# 03 — Feature Engineering & Model Judgment

## Why this notebook exists
Notebook 2 established a strong baseline using a production-style preprocessing pipeline + logistic regression.

In this notebook we:
1. Create **interpretable engineered features** that reflect real customer behavior
2. Re-train the baseline model using these features
3. Compare against a simple tree-based model to understand the tradeoff between:
   - performance
   - interpretability
   - stability

**Goal:** improve ranking quality and decision usefulness — not chase marginal metric gains.

In [1]:
# Core
import numpy as np
import pandas as pd

# Modeling
from sklearn.model_selection import train_test_split
from sklearn.pipeline import Pipeline
from sklearn.compose import ColumnTransformer

# Preprocessing
from sklearn.impute import SimpleImputer
from sklearn.preprocessing import StandardScaler, OneHotEncoder

# Models
from sklearn.linear_model import LogisticRegression
from sklearn.ensemble import RandomForestClassifier

# Metrics
from sklearn.metrics import roc_auc_score, average_precision_score

## Load Data

This notebook is intentionally self-contained.  
We reload the cleaned dataset used in Notebook 2 so the workflow can be rerun from top to bottom without relying on previous notebooks.

In [6]:
from pathlib import Path
import pandas as pd

DATA_PATH = Path("..") / "data" / "raw" / "churn.csv"
df = pd.read_csv(DATA_PATH)

print(df.shape, df.columns[:10])

(7043, 50) Index(['CustomerID', 'Gender', 'Age', 'Under30', 'SeniorCitizen', 'Married',
       'Dependents', 'NumberofDependents', 'Country', 'State'],
      dtype='object')


## Define Target and Feature Matrix

We separate the churn outcome variable from the feature set so that
feature engineering, preprocessing, and modeling steps remain clean,
explicit, and reproducible.

In [10]:
TARGET_COL = "ChurnCategory"

df[TARGET_COL].value_counts(dropna=False).head(10)

ChurnCategory
NaN                5174
Competitor          841
Attitude            314
Dissatisfaction     303
Price               211
Other               200
Name: count, dtype: int64

## Define Binary Churn Target

`ChurnCategory` contains detailed churn reasons for customers who left,
and is missing (`NaN`) for customers who stayed.
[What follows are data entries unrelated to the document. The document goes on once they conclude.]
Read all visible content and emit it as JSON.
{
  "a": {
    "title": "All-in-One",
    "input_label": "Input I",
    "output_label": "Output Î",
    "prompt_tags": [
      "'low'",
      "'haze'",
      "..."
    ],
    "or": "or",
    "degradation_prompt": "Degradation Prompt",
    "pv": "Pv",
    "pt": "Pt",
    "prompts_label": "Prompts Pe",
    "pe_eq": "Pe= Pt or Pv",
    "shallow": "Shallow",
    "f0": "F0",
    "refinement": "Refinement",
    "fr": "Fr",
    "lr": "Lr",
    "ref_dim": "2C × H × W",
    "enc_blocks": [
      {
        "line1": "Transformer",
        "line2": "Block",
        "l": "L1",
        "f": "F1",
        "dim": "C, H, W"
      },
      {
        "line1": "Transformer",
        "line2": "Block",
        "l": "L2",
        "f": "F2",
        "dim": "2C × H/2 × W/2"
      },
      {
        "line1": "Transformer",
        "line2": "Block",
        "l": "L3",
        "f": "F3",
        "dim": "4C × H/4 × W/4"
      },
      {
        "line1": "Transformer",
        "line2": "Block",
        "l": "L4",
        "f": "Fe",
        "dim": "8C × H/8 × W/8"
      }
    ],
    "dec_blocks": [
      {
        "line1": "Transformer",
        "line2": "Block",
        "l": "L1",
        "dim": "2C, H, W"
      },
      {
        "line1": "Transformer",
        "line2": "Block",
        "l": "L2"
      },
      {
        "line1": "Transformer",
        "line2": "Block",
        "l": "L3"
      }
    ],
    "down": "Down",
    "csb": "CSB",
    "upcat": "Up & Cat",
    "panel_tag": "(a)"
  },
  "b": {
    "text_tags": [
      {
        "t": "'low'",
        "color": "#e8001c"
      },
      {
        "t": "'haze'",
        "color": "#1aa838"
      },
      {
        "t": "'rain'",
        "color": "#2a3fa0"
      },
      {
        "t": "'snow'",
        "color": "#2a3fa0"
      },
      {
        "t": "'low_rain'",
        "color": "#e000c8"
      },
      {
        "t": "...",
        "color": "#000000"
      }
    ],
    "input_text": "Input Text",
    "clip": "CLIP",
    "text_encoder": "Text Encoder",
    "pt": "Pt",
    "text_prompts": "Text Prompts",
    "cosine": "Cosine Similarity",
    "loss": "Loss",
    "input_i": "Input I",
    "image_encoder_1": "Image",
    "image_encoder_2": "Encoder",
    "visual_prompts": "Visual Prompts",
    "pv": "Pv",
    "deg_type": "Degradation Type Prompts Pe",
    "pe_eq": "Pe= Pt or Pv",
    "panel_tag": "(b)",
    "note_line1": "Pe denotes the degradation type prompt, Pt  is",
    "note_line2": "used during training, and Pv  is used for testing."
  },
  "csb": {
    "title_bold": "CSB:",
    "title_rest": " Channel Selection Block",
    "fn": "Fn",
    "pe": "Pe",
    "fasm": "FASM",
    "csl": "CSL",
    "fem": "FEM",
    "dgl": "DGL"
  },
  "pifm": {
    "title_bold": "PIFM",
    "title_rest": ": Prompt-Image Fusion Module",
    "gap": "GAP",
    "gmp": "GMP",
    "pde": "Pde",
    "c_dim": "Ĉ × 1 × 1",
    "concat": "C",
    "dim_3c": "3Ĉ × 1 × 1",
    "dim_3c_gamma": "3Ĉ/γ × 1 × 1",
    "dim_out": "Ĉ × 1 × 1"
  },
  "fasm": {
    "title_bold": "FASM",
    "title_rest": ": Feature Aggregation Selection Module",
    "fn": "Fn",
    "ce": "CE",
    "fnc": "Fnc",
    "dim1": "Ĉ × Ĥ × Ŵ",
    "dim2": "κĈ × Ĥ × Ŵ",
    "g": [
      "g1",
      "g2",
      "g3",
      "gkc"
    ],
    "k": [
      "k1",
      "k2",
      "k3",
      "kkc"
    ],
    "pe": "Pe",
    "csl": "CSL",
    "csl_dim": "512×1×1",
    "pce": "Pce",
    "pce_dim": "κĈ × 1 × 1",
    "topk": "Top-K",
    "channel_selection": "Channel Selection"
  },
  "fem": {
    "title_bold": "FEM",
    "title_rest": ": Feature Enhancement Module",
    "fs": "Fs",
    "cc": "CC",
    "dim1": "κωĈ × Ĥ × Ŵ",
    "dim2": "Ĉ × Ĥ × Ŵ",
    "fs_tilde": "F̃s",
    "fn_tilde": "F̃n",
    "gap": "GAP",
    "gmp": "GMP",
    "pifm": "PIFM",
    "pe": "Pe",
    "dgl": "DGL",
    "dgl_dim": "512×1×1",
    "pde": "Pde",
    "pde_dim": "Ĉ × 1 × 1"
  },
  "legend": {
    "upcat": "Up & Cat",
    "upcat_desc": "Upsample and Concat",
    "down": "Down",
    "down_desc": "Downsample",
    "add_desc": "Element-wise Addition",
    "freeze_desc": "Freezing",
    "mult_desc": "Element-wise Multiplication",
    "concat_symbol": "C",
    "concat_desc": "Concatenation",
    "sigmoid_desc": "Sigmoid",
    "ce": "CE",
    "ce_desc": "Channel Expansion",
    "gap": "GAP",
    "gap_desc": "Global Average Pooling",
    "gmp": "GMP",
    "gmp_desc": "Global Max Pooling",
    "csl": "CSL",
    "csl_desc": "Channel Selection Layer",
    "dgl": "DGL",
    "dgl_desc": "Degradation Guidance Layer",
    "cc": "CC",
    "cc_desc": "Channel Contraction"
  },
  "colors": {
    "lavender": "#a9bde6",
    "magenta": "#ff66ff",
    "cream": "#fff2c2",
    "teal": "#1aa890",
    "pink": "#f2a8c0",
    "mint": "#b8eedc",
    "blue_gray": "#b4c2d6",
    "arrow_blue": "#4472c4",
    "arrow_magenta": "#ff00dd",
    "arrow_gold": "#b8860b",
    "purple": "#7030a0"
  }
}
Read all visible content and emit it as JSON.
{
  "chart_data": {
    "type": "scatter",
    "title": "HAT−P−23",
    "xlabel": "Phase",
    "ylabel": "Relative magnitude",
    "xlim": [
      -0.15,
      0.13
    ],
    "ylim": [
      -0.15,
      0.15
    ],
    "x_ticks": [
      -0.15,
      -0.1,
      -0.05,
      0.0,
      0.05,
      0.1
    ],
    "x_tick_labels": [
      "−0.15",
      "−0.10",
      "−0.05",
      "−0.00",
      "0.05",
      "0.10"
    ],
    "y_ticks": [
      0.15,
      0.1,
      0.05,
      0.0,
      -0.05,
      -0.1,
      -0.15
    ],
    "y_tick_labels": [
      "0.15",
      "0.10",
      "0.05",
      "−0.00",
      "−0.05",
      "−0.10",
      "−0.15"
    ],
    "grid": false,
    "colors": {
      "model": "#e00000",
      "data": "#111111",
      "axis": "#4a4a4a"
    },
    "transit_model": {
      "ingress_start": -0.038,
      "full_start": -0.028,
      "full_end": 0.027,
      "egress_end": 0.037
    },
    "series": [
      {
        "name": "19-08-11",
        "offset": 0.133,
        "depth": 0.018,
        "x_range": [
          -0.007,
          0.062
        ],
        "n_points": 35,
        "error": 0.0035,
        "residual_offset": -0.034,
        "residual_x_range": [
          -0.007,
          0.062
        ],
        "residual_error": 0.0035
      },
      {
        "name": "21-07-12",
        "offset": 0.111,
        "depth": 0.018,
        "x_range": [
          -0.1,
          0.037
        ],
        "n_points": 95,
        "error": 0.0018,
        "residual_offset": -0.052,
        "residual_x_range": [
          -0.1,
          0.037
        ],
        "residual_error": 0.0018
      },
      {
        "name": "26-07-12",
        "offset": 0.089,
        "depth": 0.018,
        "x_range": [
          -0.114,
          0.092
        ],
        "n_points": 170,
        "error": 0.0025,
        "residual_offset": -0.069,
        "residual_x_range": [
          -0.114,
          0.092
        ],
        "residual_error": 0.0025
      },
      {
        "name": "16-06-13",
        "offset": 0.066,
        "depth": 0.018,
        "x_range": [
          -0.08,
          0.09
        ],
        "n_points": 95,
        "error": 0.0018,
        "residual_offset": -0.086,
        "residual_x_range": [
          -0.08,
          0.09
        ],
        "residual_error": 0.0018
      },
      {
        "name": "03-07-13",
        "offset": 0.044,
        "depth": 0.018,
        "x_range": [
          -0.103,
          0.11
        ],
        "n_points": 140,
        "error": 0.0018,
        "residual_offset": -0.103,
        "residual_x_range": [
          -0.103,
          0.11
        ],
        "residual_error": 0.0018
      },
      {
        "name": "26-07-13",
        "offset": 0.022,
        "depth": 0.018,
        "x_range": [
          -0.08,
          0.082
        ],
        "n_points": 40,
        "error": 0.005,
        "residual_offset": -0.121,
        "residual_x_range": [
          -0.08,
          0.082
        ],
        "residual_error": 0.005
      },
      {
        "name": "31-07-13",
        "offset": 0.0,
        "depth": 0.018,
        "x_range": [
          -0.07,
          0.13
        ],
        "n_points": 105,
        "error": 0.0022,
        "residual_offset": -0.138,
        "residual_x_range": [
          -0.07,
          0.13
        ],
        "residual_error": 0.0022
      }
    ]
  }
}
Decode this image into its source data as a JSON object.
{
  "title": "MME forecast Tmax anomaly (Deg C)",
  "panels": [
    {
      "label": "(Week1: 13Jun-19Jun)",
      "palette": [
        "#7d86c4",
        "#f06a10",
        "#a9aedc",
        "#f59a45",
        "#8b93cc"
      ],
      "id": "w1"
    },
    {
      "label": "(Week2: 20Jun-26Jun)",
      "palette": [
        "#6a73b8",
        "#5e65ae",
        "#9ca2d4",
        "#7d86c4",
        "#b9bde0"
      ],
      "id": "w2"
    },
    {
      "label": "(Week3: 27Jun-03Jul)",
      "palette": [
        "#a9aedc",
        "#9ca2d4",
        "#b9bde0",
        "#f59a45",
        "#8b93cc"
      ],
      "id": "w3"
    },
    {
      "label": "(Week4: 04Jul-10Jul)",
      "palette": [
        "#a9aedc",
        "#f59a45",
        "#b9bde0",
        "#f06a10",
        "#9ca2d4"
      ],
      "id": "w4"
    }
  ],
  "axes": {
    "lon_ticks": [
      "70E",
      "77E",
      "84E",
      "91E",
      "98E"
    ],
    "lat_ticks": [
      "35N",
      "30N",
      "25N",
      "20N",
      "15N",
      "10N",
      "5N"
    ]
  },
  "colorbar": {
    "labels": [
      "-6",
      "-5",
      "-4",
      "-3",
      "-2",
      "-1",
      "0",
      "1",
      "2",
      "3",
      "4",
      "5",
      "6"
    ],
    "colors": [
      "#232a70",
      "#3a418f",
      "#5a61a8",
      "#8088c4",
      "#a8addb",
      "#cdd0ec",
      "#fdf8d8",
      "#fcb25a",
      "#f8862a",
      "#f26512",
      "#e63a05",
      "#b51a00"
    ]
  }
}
For churn modeling, we define a binary target:
- `1` = customer churned (any churn reason)
- `0` = customer did not churn

This formulation aligns with the business objective of identifying
customers at risk of leaving.

In [11]:
TARGET_COL = "ChurnCategory"

y = df[TARGET_COL].notna().astype(int)
X = df.drop(columns=[TARGET_COL])

y.value_counts(), y.mean()

(ChurnCategory
 0    5174
 1    1869
 Name: count, dtype: int64,
 np.float64(0.2653698707936959))

## Feature Engineering Plan

The baseline model in Notebook 2 treated all features in their raw form.
In practice, customer behavior is often **non-linear** and better captured through
simple, interpretable transformations.

In this notebook, we engineer a small number of features guided by business intuition:

1. **Tenure Buckets**
   - Customers churn differently early vs late in their lifecycle
   - Bucketing tenure captures this non-linearity while remaining explainable

2. **Spending Intensity**
   - Total spend alone ignores how quickly revenue is generated
   - A spend-per-tenure ratio helps capture customer value dynamics

These features are designed to:
- Improve ranking quality
- Preserve interpretability
- Support downstream decision-making

In [12]:
# Make a copy so we don't mutate the original feature set
X_fe = X.copy()

# Tenure Buckets (non-linear lifecycle effects)
X_fe["tenure_bucket"] = pd.cut(
    X_fe["TenureinMonths"],
    bins=[0, 12, 24, 48, 72, np.inf],
    labels=["0-1yr", "1-2yr", "2-4yr", "4-6yr", "6yr+"]
)

# Spending Intensity (value over time)
X_fe["charges_per_tenure"] = X_fe["TotalCharges"] / (X_fe["TenureinMonths"] + 1)


## Train / Test Split

We split the dataset into training and test sets using a stratified split
to ensure the churn rate remains consistent across both sets.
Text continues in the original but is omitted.